Mi ritengo fortunato di essere stato ordinato diacono in un periodo di lockdown, ma soprattutto di aver iniziato questo ministero, in un tempo di ripresa delle nostre comunità. Molti hanno maledetto questo periodo storico, invece io ringrazio Dio per questa esperienza, potremmo dire per questo ministero nella nuova modalità della ripresa dalla pandemia. Ho avuto la fortuna di compiere i primi passi al fianco di don Carlo Calvaruso, arciprete di Lequile, col quale non abbiamo mai smesso di lavorare, di visitare gli ammalati, di percorrere il cammino quotidiano e non solo, della vita parrocchiale. La parola e il concetto dell’arresa era davvero molto lontano dai nostri pensieri e dei nostri progetti, per cui nel rispetto delle norme siamo andati avanti sempre e comunque. Ho avuto la fortuna di avere nel territorio parrocchiale una comunità di tossicodipendenti che visita va mo settimanalmente. Dopo poco meno di un anno mi è toccato cambiare strada e prendere direzione Brindisi, quindi Torchiarolo, dove ho trovato una comunità che potremmo definire isola felice, un treno senza freni, dove ancora l’influenza fredda della città non è arrivata. Anche qui mi ritengo fortunato di viaggiare al fianco di don Gaetano Tornese, con il quale, com’è stato con don Carlo, c’è stato da subito un buon rapporto e una buona intesa, spirito di fraternità, collaborazione e comunione. Insieme alle esperienze parrocchiali, c’è stata la splendida esperienza di affiancamento all’arcivescovo Michele Seccia, essendo, fino a sabato, l’unico diacono transeunte della diocesi. Mi verrebbe da citare l’inno scritto dal caro don Antonio Pellegrino, il quale mi porta a dire di essermi sentito davvero sotto l’ala di Michele. Non a caso quando il vescovo mi ha fatto capire che desiderava già ordinarmi a giugno, io gli ho detto che non avevo fretta, anzi volevo vivere ancor di più l’esperienza meravigliosa del diaconato e potergli stare accanto per più tempo.
Domenica presiederai la tua prima messa nella comunità che ti ha generato alla fede e al sacerdozio. Cosa dirai nell’omelia?

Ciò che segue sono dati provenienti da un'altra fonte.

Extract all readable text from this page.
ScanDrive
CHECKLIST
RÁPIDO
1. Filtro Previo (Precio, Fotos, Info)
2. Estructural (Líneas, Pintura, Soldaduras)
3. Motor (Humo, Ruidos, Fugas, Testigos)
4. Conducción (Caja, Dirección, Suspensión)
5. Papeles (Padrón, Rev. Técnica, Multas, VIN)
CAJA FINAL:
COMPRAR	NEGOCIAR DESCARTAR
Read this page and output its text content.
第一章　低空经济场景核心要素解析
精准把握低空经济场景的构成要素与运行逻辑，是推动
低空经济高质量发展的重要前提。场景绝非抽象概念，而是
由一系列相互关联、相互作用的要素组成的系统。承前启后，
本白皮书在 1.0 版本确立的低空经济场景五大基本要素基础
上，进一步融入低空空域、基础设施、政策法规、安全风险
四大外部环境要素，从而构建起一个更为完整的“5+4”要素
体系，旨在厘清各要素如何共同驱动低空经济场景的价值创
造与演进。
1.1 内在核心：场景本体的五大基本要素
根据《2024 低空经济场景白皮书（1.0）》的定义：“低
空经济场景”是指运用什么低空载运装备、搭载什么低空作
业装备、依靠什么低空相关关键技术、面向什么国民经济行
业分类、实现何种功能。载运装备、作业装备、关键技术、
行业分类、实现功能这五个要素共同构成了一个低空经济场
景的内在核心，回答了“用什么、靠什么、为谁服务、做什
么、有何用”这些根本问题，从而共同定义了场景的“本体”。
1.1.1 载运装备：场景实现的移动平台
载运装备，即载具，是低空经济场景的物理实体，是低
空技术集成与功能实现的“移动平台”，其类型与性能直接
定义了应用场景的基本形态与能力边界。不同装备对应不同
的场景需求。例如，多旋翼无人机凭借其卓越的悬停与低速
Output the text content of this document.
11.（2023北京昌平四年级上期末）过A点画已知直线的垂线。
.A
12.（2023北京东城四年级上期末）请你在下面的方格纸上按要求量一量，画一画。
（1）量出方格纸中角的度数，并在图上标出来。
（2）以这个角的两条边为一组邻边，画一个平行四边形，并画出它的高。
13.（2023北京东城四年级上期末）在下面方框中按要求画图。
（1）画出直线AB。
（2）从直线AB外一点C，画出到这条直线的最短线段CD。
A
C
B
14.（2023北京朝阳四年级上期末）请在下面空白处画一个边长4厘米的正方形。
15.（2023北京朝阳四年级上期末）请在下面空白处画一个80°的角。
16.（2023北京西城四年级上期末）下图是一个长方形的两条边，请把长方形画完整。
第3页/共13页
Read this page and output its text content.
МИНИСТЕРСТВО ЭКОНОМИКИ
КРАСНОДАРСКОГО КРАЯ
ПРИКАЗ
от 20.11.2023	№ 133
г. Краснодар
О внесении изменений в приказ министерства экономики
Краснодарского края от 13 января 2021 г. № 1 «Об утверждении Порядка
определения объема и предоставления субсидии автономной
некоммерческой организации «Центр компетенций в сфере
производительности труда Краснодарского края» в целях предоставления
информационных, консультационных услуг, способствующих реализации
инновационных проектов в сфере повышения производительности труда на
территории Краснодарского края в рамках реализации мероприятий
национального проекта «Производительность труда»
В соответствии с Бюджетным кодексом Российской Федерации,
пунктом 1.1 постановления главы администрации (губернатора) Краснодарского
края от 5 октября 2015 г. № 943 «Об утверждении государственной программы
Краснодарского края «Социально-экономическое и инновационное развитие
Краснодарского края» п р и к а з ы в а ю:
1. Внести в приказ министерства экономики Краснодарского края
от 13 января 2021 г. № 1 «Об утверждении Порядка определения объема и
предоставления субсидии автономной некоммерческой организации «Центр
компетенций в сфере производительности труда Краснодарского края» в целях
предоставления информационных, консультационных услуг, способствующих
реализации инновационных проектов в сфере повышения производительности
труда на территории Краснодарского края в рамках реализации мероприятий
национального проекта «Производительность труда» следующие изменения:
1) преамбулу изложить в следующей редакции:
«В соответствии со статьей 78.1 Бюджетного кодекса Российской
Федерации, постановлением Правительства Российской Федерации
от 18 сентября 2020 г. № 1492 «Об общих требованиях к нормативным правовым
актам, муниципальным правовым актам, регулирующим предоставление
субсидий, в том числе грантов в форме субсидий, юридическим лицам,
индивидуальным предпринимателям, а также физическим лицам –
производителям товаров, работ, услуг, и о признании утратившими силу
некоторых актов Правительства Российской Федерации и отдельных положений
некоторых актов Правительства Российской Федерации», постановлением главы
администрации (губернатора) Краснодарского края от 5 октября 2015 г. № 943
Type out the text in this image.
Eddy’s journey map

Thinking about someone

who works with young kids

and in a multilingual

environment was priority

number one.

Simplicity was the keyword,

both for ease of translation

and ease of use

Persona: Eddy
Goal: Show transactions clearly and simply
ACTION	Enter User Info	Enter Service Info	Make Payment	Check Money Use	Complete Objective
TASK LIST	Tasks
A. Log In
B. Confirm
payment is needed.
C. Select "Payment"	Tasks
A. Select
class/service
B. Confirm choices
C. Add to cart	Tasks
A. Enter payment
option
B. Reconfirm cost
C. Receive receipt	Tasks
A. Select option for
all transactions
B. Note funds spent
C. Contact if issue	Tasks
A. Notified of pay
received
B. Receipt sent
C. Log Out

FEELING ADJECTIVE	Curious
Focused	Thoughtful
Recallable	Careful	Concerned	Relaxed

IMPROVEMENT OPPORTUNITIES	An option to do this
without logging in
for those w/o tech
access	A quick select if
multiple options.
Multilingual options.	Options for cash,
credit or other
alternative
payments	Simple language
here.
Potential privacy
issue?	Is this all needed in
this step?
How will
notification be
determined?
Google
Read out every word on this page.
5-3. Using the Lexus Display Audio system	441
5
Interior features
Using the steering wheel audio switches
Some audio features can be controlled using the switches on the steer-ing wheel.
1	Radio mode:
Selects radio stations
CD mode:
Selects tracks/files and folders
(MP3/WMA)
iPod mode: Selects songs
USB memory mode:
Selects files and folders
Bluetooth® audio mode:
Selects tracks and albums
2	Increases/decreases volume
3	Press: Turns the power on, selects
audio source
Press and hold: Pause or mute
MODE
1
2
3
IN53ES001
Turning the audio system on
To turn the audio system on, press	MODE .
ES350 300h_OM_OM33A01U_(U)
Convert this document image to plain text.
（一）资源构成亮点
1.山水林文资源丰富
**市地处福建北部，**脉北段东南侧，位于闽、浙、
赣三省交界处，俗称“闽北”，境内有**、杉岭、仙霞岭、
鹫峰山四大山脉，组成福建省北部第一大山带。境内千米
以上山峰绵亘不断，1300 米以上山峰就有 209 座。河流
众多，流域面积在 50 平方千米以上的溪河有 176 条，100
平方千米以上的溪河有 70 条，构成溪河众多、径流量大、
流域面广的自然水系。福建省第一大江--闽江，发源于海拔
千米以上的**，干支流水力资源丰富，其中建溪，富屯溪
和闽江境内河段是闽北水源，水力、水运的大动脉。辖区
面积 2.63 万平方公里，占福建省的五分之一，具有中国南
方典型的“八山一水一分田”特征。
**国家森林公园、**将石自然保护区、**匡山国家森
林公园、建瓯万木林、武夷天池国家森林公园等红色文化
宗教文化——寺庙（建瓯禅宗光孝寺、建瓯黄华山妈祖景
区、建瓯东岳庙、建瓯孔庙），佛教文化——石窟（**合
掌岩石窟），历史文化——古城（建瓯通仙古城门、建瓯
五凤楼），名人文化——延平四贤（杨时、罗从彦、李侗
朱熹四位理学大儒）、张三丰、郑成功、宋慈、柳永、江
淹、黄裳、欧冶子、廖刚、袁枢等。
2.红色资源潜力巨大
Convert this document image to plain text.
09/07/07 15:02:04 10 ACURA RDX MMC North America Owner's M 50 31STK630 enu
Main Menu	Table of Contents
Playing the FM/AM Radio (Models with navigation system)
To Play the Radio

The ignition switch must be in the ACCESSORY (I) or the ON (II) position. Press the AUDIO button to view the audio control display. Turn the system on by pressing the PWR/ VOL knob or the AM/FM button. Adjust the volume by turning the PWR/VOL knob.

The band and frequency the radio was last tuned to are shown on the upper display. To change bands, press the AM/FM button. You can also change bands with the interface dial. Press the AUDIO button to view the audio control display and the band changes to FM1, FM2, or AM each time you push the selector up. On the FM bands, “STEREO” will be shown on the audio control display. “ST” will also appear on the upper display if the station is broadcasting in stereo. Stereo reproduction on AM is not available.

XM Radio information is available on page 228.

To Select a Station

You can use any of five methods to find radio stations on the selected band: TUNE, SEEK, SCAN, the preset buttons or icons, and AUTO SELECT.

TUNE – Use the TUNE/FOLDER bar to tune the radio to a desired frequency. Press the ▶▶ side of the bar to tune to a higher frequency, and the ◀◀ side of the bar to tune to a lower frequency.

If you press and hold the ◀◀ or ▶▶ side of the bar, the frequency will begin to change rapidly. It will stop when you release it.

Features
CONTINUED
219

Domenica celebrerò la prima messa nella bella parrocchia d’origine di Arnesano, come da tradizione non mi toccherà fare l’omelia, ma nel discorso conclusivo, sento il bisogno di chiamare per nome la mia madre terra, la patria che mi ha generato alla vita e alla fede, esprimendo la mia più grande gratitudine al popolo che mi ha portato all’altare del Signore. Ma avverto anche il bisogno di mettere sugli attenti la mia comunità che rischia di cadere in un sonno profondo che raffredda la fede e la vita del popolo cristiano. Arnesano in questi anni ha generato davvero tanti sacerdoti e questo ci deve far capire che siamo chiamati a trasmettere la fede edificata giorno dopo giorno e trasmessa dai nostri padri. Siamo noi i responsabili del futuro della nostra comunità e se ci crediamo, dobbiamo ogni giorno metterci in piedi e metterci in gioco sulla strada della santità.